Dean Koontz – Meer der Finsternis

Der Odd-Zyklus bislang:

1) Odd Thomas (2004, deutsch 2006 als „Die Anbetung“)
2) Forever Odd (2005, deutsch 2007 als „Seelenlos“)
3) Brother Odd (2006, deutsch 2008 als „Schattennacht“)
4) Odd Hours (2008, deutsch 2009 als „Meer der Finsternis“)
5) In Odd We Trust (Graphic Novel, Juli 2008)

Der Meister des mystischen Thrillers hat sich in den letzten Jahren noch einmal von seiner fleißigsten Seite gezeigt: Dean Koontz legt im aktuellen Jahrzehnt noch einmal ein enormes Pensum vor, hat sich unterdessen aber nicht mehr so häufig von der Unberechenbarkeit seiner Ideen treiben lassen. Mit Odd Thomas hat Koontz letztlich einen Charakter geformt, der immer mehr zu seinem persönlichen Helden geworden ist und inzwischen die wohl wichtigste Figur seiner Romane darstellt.

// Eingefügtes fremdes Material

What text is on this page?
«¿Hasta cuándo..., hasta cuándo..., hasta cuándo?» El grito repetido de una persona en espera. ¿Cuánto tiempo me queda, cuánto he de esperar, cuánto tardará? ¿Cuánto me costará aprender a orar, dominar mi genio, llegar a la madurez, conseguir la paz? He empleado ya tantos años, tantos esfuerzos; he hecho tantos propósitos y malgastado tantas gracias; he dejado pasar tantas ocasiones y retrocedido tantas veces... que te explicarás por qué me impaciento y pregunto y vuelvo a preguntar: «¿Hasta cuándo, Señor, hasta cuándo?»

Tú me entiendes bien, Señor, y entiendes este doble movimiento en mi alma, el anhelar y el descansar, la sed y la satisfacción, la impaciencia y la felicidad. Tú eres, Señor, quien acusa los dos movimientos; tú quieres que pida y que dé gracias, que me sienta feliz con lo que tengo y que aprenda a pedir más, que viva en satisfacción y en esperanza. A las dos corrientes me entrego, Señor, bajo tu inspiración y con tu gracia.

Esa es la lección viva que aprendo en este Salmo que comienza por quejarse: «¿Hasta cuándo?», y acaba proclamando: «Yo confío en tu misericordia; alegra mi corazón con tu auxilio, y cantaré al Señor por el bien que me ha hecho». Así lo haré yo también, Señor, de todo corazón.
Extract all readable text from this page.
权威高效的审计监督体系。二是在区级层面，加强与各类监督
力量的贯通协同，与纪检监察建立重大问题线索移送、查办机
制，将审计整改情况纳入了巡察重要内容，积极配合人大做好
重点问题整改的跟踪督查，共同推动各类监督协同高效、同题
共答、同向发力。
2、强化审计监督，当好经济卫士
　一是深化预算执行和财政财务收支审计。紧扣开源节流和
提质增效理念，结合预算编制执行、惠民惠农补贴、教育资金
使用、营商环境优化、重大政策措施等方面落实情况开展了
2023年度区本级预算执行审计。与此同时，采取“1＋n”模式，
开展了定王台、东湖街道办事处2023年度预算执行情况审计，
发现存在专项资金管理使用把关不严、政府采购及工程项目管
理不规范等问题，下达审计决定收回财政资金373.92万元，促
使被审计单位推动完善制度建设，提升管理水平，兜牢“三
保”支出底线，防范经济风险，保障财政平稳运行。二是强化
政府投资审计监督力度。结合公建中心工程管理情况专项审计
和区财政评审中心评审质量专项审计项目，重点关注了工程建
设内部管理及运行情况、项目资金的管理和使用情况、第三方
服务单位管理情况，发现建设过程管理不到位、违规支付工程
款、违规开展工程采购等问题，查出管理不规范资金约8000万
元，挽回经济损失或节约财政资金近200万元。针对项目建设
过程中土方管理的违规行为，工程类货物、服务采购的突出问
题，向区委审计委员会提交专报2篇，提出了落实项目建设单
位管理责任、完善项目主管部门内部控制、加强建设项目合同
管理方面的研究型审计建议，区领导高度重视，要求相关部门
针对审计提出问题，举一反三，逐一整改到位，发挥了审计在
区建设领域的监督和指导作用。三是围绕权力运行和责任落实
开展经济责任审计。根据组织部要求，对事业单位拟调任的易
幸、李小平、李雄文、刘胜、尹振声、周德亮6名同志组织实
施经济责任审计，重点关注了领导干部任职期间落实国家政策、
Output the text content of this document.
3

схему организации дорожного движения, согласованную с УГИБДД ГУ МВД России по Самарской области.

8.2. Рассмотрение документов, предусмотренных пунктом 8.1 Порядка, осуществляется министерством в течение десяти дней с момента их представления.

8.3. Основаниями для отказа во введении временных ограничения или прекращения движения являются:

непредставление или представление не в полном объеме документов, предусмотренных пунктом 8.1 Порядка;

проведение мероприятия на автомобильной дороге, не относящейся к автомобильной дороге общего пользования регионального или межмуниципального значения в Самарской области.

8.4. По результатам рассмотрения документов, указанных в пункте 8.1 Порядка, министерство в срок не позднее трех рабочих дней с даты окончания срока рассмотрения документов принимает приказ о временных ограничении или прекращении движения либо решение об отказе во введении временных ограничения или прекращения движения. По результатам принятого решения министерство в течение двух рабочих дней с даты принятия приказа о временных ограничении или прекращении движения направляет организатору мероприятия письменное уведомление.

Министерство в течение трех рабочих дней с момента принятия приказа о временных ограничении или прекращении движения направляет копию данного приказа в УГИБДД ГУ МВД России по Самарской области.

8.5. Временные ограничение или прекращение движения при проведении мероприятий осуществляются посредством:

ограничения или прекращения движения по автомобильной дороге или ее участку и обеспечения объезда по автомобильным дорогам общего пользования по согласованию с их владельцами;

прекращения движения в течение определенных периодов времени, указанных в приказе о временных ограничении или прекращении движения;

Diese Entwicklung wird unter Fans jedoch arg zwiespältig betrachtet, da Thomas in seinen bisherigen drei Abenteuern nicht immer diese Begeisterung auslösen konnte, den Koontz-Fans von ihrem schreibenden Lehrmeister stets erwarten durften und dürfen. Nicht zuletzt mit dem ziemlich schwachen „Schattennacht“, welches eher seelenlos und bieder inszeniert wurde, schien Thomas sich selbst langsam aber sicher aufs Abstellgleis zu manövrieren. Doch sollte es uns deshalb überraschen, dass der Autor im Anschluss an die kritischen Analysen erst recht an seinem Protagonisten festgehalten hat? Oder etwa, dass Koontz in seiner nachfolgenden Veröffentlichung „Meer der Finsternis“ genügend Argumente vorzuweisen weiß, die ihn in diesem Entschluss bestätigen …

Inhalt:

Nach seinem bedrückenden Ausflug ins Kloster hat sich Odd Thomas in das verschlafene Küstenstädtchen Magic Beach zurückgezogen, wo er bei der einstigen Schauspiellegende Hutch Hutchinson als Koch unterkommen konnte. Einen Monat lang gelingt es dem Geisterseher, auszuspannen und das Leben wieder zu genießen – bis er am lokalen Pier die hübsche Annamaria kennenlernt, deren Aura ihn sofort anzieht. Doch das Treffen ist nur von kurzer Dauer; ein grobschlächtiger Schläger und seine beiden Kompagnons überfallen Odd, und diesem gelingt es nur knapp, sich schützend in die Fluten zu stürzen.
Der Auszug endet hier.